Where I live in Wisconsin, the monarchs arrive at the end of May, stay all summer, and begin their migration in early September, if not sooner. I spend my summers educating groups of people (and whoever will listen) about the monarch butterfly. I kick off my school year with an in-depth study of the monarch. Most years, students are able to raise a small caterpillar into an adult butterfly, then and tag and release the butterfly. During this unit, students discover the issues the monarchs face. Children love to help, so we put together a plan for something they can all do, like planting milkweed, sign petitions to stop the use of pesticides, etc. These lessons are part of a greater migration unit, where students study a grand migration that an animal takes and then make an action plan to help it flourish.

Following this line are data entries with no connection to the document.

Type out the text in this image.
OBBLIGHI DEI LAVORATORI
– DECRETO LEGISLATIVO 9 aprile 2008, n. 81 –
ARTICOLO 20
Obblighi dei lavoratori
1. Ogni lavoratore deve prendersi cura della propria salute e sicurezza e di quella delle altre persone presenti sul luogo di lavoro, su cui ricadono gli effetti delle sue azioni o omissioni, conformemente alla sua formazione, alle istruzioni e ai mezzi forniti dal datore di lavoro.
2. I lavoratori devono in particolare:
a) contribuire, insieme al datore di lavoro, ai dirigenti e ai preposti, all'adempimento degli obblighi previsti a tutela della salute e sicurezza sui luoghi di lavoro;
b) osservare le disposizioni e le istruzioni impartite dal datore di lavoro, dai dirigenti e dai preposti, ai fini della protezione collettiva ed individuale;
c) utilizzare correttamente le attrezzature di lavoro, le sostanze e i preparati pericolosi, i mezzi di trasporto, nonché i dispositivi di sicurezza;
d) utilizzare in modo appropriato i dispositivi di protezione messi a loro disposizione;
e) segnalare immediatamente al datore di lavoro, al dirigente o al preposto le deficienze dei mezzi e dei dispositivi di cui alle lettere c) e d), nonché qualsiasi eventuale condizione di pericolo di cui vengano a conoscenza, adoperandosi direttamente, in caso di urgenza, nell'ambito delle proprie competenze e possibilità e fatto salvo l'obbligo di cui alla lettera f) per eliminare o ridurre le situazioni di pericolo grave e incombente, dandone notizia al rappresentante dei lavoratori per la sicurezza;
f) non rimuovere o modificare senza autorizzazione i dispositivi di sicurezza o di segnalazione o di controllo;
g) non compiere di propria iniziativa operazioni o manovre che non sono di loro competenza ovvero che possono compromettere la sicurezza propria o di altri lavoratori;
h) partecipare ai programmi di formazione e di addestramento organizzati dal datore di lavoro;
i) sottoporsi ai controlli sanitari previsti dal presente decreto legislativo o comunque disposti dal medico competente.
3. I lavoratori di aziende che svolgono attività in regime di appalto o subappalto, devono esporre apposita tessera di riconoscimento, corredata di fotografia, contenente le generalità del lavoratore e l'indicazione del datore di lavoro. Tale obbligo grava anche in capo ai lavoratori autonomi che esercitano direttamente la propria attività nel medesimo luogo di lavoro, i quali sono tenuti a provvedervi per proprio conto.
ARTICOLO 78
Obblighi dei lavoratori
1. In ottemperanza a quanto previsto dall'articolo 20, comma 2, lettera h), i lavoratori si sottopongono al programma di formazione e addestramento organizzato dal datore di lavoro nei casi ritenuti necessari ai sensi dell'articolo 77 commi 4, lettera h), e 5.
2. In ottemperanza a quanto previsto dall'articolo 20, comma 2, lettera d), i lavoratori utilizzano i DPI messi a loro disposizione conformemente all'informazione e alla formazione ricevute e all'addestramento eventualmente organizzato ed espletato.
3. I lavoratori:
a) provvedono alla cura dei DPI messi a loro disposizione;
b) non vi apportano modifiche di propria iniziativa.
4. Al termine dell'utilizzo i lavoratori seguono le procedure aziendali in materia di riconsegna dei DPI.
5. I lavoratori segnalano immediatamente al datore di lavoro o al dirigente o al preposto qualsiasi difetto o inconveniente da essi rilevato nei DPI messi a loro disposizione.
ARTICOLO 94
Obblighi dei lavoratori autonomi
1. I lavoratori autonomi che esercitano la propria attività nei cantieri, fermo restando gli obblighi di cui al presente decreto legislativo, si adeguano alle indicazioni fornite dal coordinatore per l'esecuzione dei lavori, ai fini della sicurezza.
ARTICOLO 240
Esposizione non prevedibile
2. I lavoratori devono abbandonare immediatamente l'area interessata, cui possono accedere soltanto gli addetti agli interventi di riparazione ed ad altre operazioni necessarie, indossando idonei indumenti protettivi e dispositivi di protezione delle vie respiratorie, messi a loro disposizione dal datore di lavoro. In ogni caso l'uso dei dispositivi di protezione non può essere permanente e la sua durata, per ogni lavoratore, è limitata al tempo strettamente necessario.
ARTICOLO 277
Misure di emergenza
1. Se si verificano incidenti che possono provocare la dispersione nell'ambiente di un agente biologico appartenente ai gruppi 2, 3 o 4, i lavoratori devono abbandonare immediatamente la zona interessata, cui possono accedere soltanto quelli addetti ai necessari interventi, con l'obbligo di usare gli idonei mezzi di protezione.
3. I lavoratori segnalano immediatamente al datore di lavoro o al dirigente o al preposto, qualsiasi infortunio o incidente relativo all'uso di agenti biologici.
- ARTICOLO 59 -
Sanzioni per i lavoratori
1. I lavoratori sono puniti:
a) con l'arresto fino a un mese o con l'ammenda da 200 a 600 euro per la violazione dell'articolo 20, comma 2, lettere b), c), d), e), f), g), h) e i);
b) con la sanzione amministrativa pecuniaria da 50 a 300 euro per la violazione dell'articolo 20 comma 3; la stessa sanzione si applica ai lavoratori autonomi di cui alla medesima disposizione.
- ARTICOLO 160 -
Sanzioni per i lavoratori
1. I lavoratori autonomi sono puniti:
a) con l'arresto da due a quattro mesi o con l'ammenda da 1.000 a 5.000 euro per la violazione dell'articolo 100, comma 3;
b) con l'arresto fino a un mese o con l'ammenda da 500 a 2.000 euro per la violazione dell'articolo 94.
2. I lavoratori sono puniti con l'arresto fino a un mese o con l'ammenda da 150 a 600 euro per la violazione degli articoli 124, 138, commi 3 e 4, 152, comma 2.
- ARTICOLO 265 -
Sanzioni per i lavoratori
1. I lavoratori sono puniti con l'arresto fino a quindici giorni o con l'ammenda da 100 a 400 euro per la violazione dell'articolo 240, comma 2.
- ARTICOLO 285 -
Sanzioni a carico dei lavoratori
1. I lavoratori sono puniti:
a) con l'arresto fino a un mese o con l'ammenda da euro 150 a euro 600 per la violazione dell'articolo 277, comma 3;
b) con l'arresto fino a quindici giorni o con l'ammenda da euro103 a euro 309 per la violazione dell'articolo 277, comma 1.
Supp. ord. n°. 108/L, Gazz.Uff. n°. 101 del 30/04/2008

Teacher photographing a butterfly

Our children will be facing many issues relating to climate change and species survival. To get people to care about something enough to make changes in their own life, they have to see it and experience it. I hope that raising and releasing a monarch butterfly is an experience that my students will never forget. After traveling to Mexico to see the monarch butterfly migration, I learned that it’s just as important to learn about the other people who want to save the monarch as it is to learn about the monarchs themselves.

Our  Expedition Leaders did an incredible job of infusing Mexican culture into our trip. We participated in an Epiphany celebration where we ate King’s Cake. It is a tradition that whoever finds the baby in the cake has to make the group tamales at the end of Epiphany. While I couldn’t get the group together again, I did share this story with my class. In early February, I learned how to make tamales. While I’ve always appreciated good guacamole and I knew of Dia De Los Muertos, having two amazing Mexican guides expose us to their home country and culture really made me want to learn more about it. In an effort to do this, I’ve committed to learning Spanish.

Mexican woman teaching about monarch butterflies

Part of this collective effort to save our beloved butterflies, as well as the planet, is to understand each other. When the monarchs’ overwintering grounds first made international news, there was a big effort to stop the logging, and government officials told people they no longer could log the forests. While this was great for the monarchs, this was challenging for some of the people who lived there, as this was their livelihood. When WWF helped bring everyone to the table and people began to communicate with and better understand each other, they found lasting solutions… ones that everyone could live with.

Conservation is more than just loving an animal. It’s taking action in a meaningful and respectful way.